Claudius Kratochwil in the Integrated Evolutionary Biology group at the University of Helsinki (UH), Finland, I will investigate the mechanisms of robustness using fluctuating asymmetry as an indicator of robustness.
I will take advantage an ongoing hybrid cross of cichlid fishes in the lab, the offspring of which exhibit increasing rates of left-right color pattern asymmetry compared to their symmetrical parents.

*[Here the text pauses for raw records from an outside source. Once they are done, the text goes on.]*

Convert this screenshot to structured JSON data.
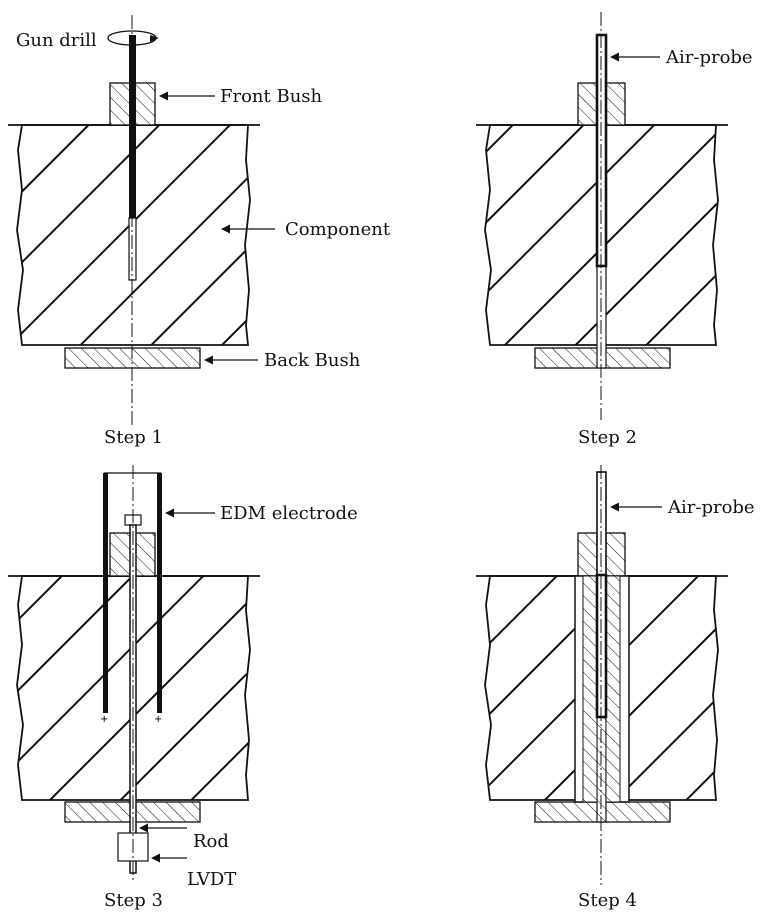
{
  "labels": {
    "gun_drill": "Gun drill",
    "front_bush": "Front Bush",
    "component": "Component",
    "back_bush": "Back Bush",
    "air_probe_2": "Air-probe",
    "edm_electrode": "EDM electrode",
    "rod": "Rod",
    "lvdt": "LVDT",
    "air_probe_4": "Air-probe"
  },
  "steps": {
    "s1": "Step 1",
    "s2": "Step 2",
    "s3": "Step 3",
    "s4": "Step 4"
  },
  "colors": {
    "ink": "#111111",
    "background": "#ffffff"
  }
}
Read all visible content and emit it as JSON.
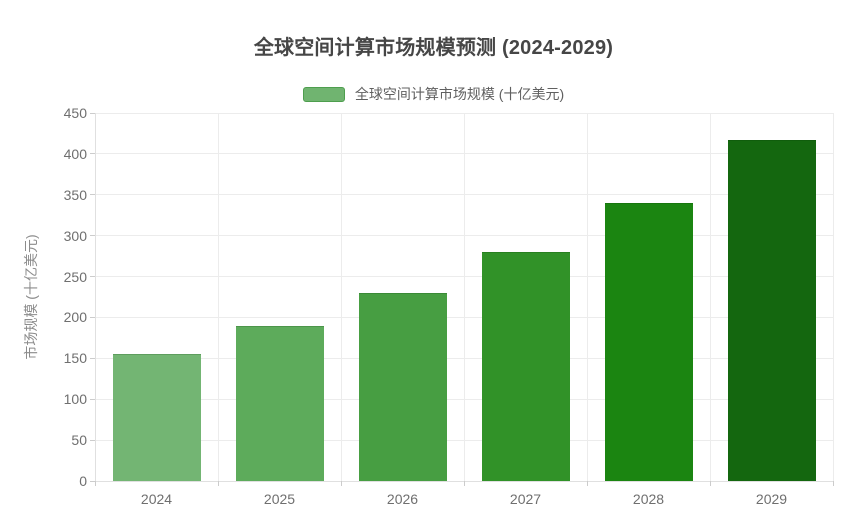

In research objective O1, I will identify the genomic basis of phenotypic robustness by selecting for increased and decreased color pattern asymmetry in this hybrid cross, and use whole genome sequencing to identify loci associated with decreased symmetry.
In O2, I will test for gene-environment interactions in robustness by raising fish from asymmetrical and symmetrical populations at high and low temperatures and testing whether these populations exhibit different reaction norms.
In O3, I will test whether robustness is correlated across organ systems by measuring asymmetry in other traits (paired fins, gills, jaws, eyes, and lateral line neuromasts) in the most and least asymmetrical fish from the cross. I will ask whether selecting for asymmetry in color patterns has also increased asymmetry in these traits.